Checking tb->pc (or something similar) *and* tb_flush_count in 
tb_find_physical.

> > I think it is
> > unnecessary for two reasons:
> >
> > 1) There are two calls to cpu_exec_nocache.  One exits immediately with
> > "break;", the other always sets "next_tb = 0;".  Therefore it is safe in
> > both cases for cpu_exec_nocache to hijack cpu->tb_invalidated_flag.
> >
> > 2) if it were broken, it would _also_ be broken before these patches
> > because cpu_exec_nocache always runs with tb_lock taken.  
> 
> I can't see how cpu_exec_nocache() always runs with tb_lock taken.

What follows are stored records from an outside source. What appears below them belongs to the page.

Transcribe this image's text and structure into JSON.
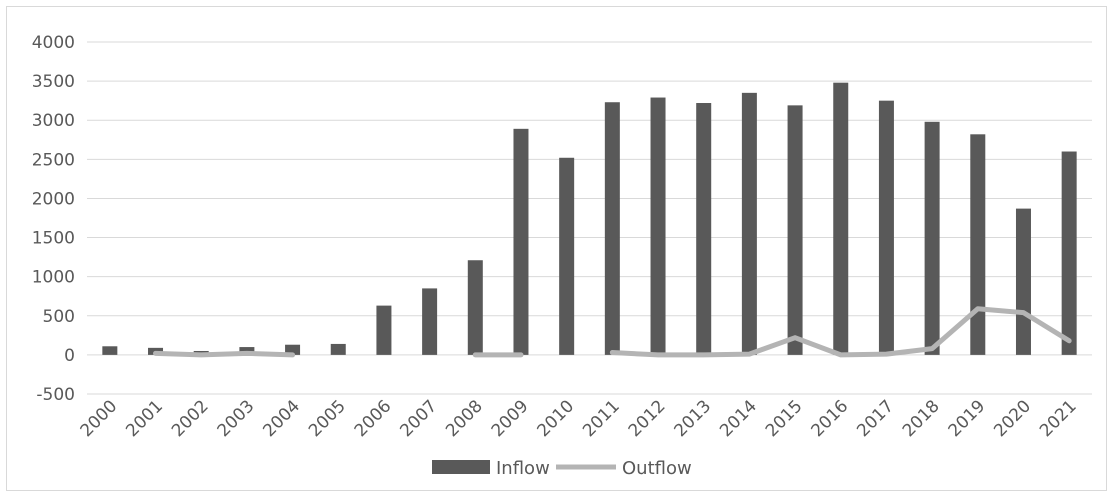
{
  "chart_data": {
    "type": "bar",
    "categories": [
      "2000",
      "2001",
      "2002",
      "2003",
      "2004",
      "2005",
      "2006",
      "2007",
      "2008",
      "2009",
      "2010",
      "2011",
      "2012",
      "2013",
      "2014",
      "2015",
      "2016",
      "2017",
      "2018",
      "2019",
      "2020",
      "2021"
    ],
    "series": [
      {
        "name": "Inflow",
        "type": "bar",
        "color": "#595959",
        "values": [
          110,
          90,
          50,
          100,
          130,
          140,
          630,
          850,
          1210,
          2890,
          2520,
          3230,
          3290,
          3220,
          3350,
          3190,
          3480,
          3250,
          2980,
          2820,
          1870,
          2600
        ]
      },
      {
        "name": "Outflow",
        "type": "line",
        "color": "#b4b4b4",
        "values": [
          null,
          20,
          0,
          20,
          0,
          null,
          null,
          null,
          0,
          0,
          null,
          30,
          0,
          0,
          10,
          220,
          0,
          10,
          80,
          590,
          540,
          180
        ]
      }
    ],
    "ylim": [
      -500,
      4000
    ],
    "yticks": [
      "4000",
      "3500",
      "3000",
      "2500",
      "2000",
      "1500",
      "1000",
      "500",
      "0",
      "-500"
    ],
    "ytick_values": [
      4000,
      3500,
      3000,
      2500,
      2000,
      1500,
      1000,
      500,
      0,
      -500
    ],
    "grid": true,
    "legend_position": "bottom"
  }
}
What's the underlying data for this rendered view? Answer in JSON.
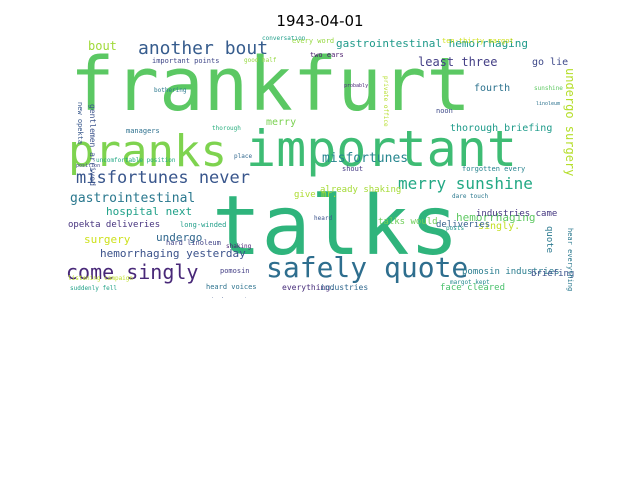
{
  "title": "1943-04-01",
  "words": [
    {
      "text": "frankfurt",
      "color": "#5bc863"
    },
    {
      "text": "talks",
      "color": "#2fb47c"
    },
    {
      "text": "important",
      "color": "#3ebc74"
    },
    {
      "text": "pranks",
      "color": "#7ed34f"
    },
    {
      "text": "safely quote",
      "color": "#2e6e8e"
    },
    {
      "text": "merry sunshine",
      "color": "#22a884"
    },
    {
      "text": "misfortunes never",
      "color": "#39568c"
    },
    {
      "text": "another bout",
      "color": "#365c8d"
    },
    {
      "text": "come singly",
      "color": "#482878"
    },
    {
      "text": "gastrointestinal hemorrhaging",
      "color": "#1f9a8a"
    },
    {
      "text": "misfortunes",
      "color": "#25858e"
    },
    {
      "text": "gastrointestinal",
      "color": "#2a788e"
    },
    {
      "text": "hospital next",
      "color": "#1fa088"
    },
    {
      "text": "hemorrhaging yesterday",
      "color": "#3b528b"
    },
    {
      "text": "undergo surgery",
      "color": "#b5de2b"
    },
    {
      "text": "least three",
      "color": "#433e85"
    },
    {
      "text": "merry",
      "color": "#7ad151"
    },
    {
      "text": "bout",
      "color": "#a0da39"
    },
    {
      "text": "surgery",
      "color": "#cde11d"
    },
    {
      "text": "undergo",
      "color": "#31688e"
    },
    {
      "text": "opekta deliveries",
      "color": "#46337e"
    },
    {
      "text": "hemorrhaging",
      "color": "#5ec962"
    },
    {
      "text": "thorough briefing",
      "color": "#1e9b8a"
    },
    {
      "text": "singly.",
      "color": "#c2df23"
    },
    {
      "text": "fourth",
      "color": "#2c728e"
    },
    {
      "text": "go lie",
      "color": "#3e4989"
    },
    {
      "text": "already shaking",
      "color": "#a5db36"
    },
    {
      "text": "talks would",
      "color": "#6ece58"
    },
    {
      "text": "give mr.",
      "color": "#addc30"
    },
    {
      "text": "deliveries",
      "color": "#355f8d"
    },
    {
      "text": "pomosin industries",
      "color": "#287c8e"
    },
    {
      "text": "industries came",
      "color": "#453781"
    },
    {
      "text": "quote",
      "color": "#2a788e"
    },
    {
      "text": "briefing",
      "color": "#3b528b"
    },
    {
      "text": "face cleared",
      "color": "#4ac16d"
    },
    {
      "text": "everything.",
      "color": "#472d7b"
    },
    {
      "text": "industries",
      "color": "#31688e"
    },
    {
      "text": "heard voices",
      "color": "#2c728e"
    },
    {
      "text": "pomosin",
      "color": "#433e85"
    },
    {
      "text": "hard linoleum",
      "color": "#414487"
    },
    {
      "text": "long-winded",
      "color": "#1f9e89"
    },
    {
      "text": "gentlemen arrived",
      "color": "#3b528b"
    },
    {
      "text": "important points",
      "color": "#3f4788"
    },
    {
      "text": "new opekta",
      "color": "#38588c"
    },
    {
      "text": "managers",
      "color": "#2d708e"
    },
    {
      "text": "two ears",
      "color": "#48186a"
    },
    {
      "text": "ten-thirty margot",
      "color": "#d0e11c"
    },
    {
      "text": "forgotten every",
      "color": "#26828e"
    },
    {
      "text": "dare touch",
      "color": "#2a788e"
    },
    {
      "text": "posts",
      "color": "#1f988b"
    },
    {
      "text": "noon",
      "color": "#3e4a89"
    },
    {
      "text": "every word",
      "color": "#95d840"
    },
    {
      "text": "good half",
      "color": "#95d840"
    },
    {
      "text": "suddenly fell",
      "color": "#1fa187"
    },
    {
      "text": "listening campaign",
      "color": "#bddf26"
    },
    {
      "text": "uncomfortable position",
      "color": "#22a884"
    },
    {
      "text": "hear everything",
      "color": "#2a788e"
    },
    {
      "text": "shout",
      "color": "#443a83"
    },
    {
      "text": "place",
      "color": "#31688e"
    },
    {
      "text": "bothering",
      "color": "#2a788e"
    },
    {
      "text": "shaking",
      "color": "#482173"
    },
    {
      "text": "margot kept",
      "color": "#238a8d"
    },
    {
      "text": "thorough",
      "color": "#29af7f"
    },
    {
      "text": "yesterday morning",
      "color": "#3b528b"
    },
    {
      "text": "sunshine",
      "color": "#5ec962"
    },
    {
      "text": "position",
      "color": "#3f4788"
    },
    {
      "text": "conversation",
      "color": "#1f9e89"
    },
    {
      "text": "probably",
      "color": "#482878"
    },
    {
      "text": "private office",
      "color": "#b5de2b"
    },
    {
      "text": "heard",
      "color": "#3b528b"
    },
    {
      "text": "linoleum",
      "color": "#2c728e"
    }
  ]
}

It takes the lock itself. :)

>From Fred's "tcg: protect TBContext with tb_lock", as it is in my mttcg 
branch:

@@ -194,17 +194,23 @@ static void cpu_exec_nocache(CPUState *cpu, int 
max_cycles,
     if (max_cycles > CF_COUNT_MASK)
         max_cycles = CF_COUNT_MASK;
 
+    tb_lock();
     cpu->tb_invalidated_flag = 0;
     tb = tb_gen_code(cpu, orig_tb->pc, orig_tb->cs_base, orig_tb->flags,
                      max_cycles | CF_NOCACHE);
     tb->orig_tb = cpu->tb_invalidated_flag ? NULL : orig_tb;
     cpu->current_tb = tb;
+    tb_unlock();
+
     /* execute the generated code */
     trace_exec_tb_nocache(tb, tb->pc);
     cpu_tb_exec(cpu, tb->tc_ptr);
+
+    tb_lock();
     cpu->current_tb = NULL;
     tb_phys_invalidate(tb, -1);
     tb_free(tb);
+    tb_unlock();
 }
 #endif
 

It takes the lock before resetting tb_invalidated_flag.

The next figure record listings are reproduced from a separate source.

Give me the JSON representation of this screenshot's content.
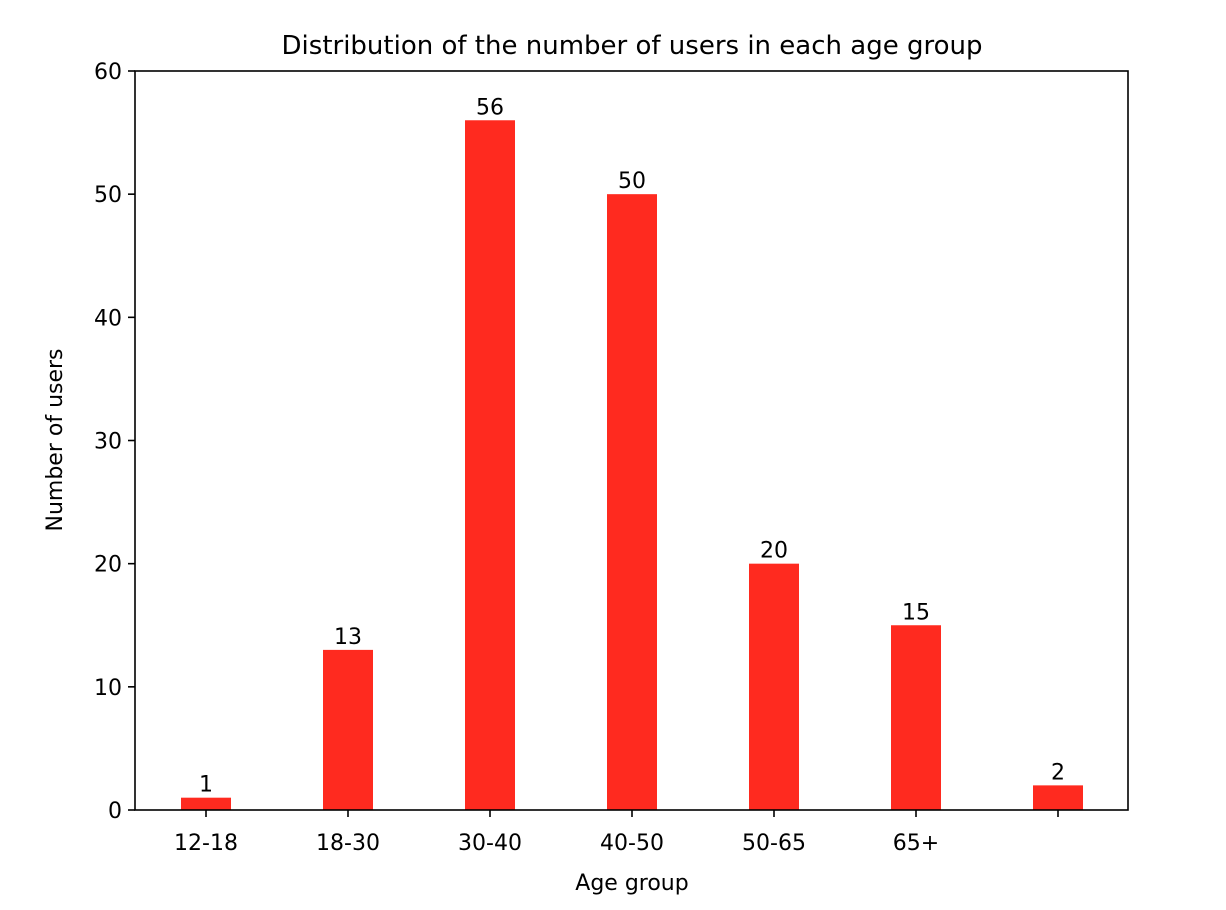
{
  "chart_data": {
    "type": "bar",
    "title": "Distribution of the number of users in each age group",
    "xlabel": "Age group",
    "ylabel": "Number of users",
    "categories": [
      "12-18",
      "18-30",
      "30-40",
      "40-50",
      "50-65",
      "65+",
      ""
    ],
    "values": [
      1,
      13,
      56,
      50,
      20,
      15,
      2
    ],
    "data_labels": [
      "1",
      "13",
      "56",
      "50",
      "20",
      "15",
      "2"
    ],
    "ylim": [
      0,
      60
    ],
    "yticks": [
      0,
      10,
      20,
      30,
      40,
      50,
      60
    ],
    "grid": false,
    "legend": "none",
    "bar_color": "#ff2a1f"
  }
}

cpu_exec_nocache is not used in user-mode emulation, so it's okay if
qemu.git doesn't take the lock yet.  (This kind of misunderstanding
about which code is thread-safe is going to be common until we have
MTTCG.  This was the reason for the patch "cpu-exec: elide more icount
code if CONFIG_USER_ONLY").

> > So I think
> > documenting the assumptions is better than changing them at the same
> > time as doing other changes.
>
> I'm not sure I understand you here exactly, but if implementing my
> proposal, it'd rather be a separate patch/series, I think.

Exactly.  For the purpose of these 5 patches, I would just document above
cpu_exec_nocache that callers should ensure that next_tb is zero.

Alternatively, you could add a patch that does

    old_tb_invalidated_flag = cpu->tb_invalidated_flag;
    cpu->tb_invalidated_flag = 0;
    ...
    cpu->tb_invalidated_flag |= old_tb_invalidated_flag;

it could use the single global flag (and then it would be between patch 4
and patch 5) or it could use the CPU-specific one (and then it would be
after patch 5).

However, I think documenting the requirements is fine.

>> > Your observation that tb->pc==-1 is not necessarily safe still holds of
>> > course.  Probably the best thing is an inline that can do one of:
>> >
>> > 1) set cs_base to an invalid value (anything nonzero is enough except on
>> > x86 and SPARC; SPARC can use all-ones)
>> >
>> > 2) sets the flags to an invalid combination (x86 can use all ones)
>> >
>> > 3) sets the PC to an invalid value (no one really needs it)
>
> It's a bit tricky. Does it really worth doing so instead of using a
> separate dedicated flag? Mainly, it should cost one extra compare on TB
> look-up. I suppose it's a kind of trade-off between performance and code
> clarity.

I think a new inline function cpu_make_tb_invalid would not be too tricky.
Just setting "tb->cs_base = -1;" is pretty much obvious for all the targets
that do not use cs_base at all and for SPARC which sets it to a PC (and
thus a multiple of four).  x86 is the odd one out.